Das konnte mich freilich nicht besänftigen. Die Szene hatte mich wütend gemacht, und ich wollte den Schausteller anschreien, er sei ein Scharlatan und ein Schurke, und er selbst hätte es verdient, einen Arm zu verlieren. Fast war es, als hätte er den Jungen selbst verstümmelt. Auf jeden Fall zog er einen Nutzen daraus. Einen irren Augenblick lang überlegte ich, ob das Untier ihn angreifen würde, seinen Häscher und Peiniger, wenn es mir irgendwie gelänge, den Käfig zu öffnen. Oder würde es weglaufen oder vielleicht sogar einen Unschuldigen in der Nähe anfallen?

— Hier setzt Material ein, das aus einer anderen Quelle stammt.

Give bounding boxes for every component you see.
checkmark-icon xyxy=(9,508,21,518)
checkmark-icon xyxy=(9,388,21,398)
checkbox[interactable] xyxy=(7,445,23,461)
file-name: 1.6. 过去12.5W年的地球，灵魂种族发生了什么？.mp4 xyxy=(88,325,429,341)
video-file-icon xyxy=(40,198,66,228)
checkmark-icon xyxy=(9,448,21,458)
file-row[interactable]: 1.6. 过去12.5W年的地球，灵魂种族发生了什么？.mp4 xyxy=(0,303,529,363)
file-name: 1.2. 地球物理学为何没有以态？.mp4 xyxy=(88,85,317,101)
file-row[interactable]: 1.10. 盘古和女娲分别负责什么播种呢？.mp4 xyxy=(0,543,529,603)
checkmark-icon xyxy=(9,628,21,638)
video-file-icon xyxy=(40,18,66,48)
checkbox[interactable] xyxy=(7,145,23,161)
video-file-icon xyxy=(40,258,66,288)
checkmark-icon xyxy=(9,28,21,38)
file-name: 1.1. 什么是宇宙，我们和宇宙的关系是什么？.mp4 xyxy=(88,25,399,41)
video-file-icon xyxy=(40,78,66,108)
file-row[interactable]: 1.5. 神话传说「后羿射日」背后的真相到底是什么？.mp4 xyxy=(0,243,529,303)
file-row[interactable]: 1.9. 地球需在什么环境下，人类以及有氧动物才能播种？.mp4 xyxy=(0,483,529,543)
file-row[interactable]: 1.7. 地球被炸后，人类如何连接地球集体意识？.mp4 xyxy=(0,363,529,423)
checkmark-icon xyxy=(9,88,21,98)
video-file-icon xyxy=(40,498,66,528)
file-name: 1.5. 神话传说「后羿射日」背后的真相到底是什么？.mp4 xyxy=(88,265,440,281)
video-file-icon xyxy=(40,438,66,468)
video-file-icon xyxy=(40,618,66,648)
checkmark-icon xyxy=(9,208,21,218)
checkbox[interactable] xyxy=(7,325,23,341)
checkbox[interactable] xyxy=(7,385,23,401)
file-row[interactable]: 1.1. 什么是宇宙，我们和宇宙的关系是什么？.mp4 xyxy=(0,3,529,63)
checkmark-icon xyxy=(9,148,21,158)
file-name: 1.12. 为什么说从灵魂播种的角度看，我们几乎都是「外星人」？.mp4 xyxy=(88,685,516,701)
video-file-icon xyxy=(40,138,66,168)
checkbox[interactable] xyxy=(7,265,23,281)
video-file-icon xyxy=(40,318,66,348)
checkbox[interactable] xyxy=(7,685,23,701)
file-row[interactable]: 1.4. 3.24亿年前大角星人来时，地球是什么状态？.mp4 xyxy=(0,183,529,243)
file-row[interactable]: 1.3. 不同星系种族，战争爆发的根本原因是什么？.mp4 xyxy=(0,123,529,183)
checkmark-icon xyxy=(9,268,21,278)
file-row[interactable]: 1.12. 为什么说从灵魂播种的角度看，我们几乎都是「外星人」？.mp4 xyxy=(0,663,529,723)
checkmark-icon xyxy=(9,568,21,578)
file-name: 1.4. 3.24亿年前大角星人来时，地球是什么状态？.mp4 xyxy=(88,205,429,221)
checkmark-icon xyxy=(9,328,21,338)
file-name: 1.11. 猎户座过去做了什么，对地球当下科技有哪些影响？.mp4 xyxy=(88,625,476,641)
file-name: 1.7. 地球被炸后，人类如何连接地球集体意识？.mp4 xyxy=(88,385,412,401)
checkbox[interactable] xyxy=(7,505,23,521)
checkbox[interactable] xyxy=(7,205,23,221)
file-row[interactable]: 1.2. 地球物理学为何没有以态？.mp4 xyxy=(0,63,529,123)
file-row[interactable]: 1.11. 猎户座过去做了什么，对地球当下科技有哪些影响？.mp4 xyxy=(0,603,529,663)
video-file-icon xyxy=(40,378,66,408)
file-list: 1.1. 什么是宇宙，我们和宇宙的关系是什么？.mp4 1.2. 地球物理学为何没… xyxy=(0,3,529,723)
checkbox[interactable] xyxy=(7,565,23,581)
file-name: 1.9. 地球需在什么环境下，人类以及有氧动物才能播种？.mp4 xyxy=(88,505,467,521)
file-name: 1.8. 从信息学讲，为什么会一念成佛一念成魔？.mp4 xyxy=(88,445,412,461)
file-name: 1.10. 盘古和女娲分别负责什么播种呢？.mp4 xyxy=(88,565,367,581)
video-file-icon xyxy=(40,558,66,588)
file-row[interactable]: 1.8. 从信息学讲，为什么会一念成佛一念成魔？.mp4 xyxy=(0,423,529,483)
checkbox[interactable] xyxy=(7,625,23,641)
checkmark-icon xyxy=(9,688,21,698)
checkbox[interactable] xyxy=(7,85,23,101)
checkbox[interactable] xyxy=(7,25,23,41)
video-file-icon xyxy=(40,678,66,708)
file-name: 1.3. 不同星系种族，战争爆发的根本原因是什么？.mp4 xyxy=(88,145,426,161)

Da fiel mir ein, wie dumm es wäre, den Schausteller anzuschreien. Nicht nur, weil ich damit nichts erreichen würde, sondern auch, weil in diesem Getümmel sowieso niemand auf mich hören würde. Und selbst wenn, damit hätte ich nur unerwünschte Aufmerksamkeit erregt. Gleich als Nächstes wurde mir bewusst, wie dumm ich mich ganz allgemein verhalten hatte.
Meine Bitte, Braylar möge den jungen Hornmann im Gras verschonen? Dumm. Nicht sofort zum Traurigen Hund zurückkehren, nachdem ich ihn auf dem Jahrmarkt erkannt hatte? Ungeheuer dumm. Und Flusstal mit den Syldoonern zu verlassen war vermutlich das Dümmste, was ich überhaupt jemals getan hatte. Aber es war zu spät, es war geschehen, ich konnte es nicht rückgängig machen. Also blieb mir nichts anderes übrig, als zum Traurigen Hund zu laufen und zu versuchen, so gut wie möglich mit alledem zurechtzukommen.
Schweren Herzens und mit einem flatternden Gefühl im Bauch verließ ich den Platz und kehrte zum Gasthof zurück, ohne mich auch nur einmal über die Schulter umzusehen. Meine Füße waren schwer, obwohl ich mich endlich in die richtige Richtung bewegte.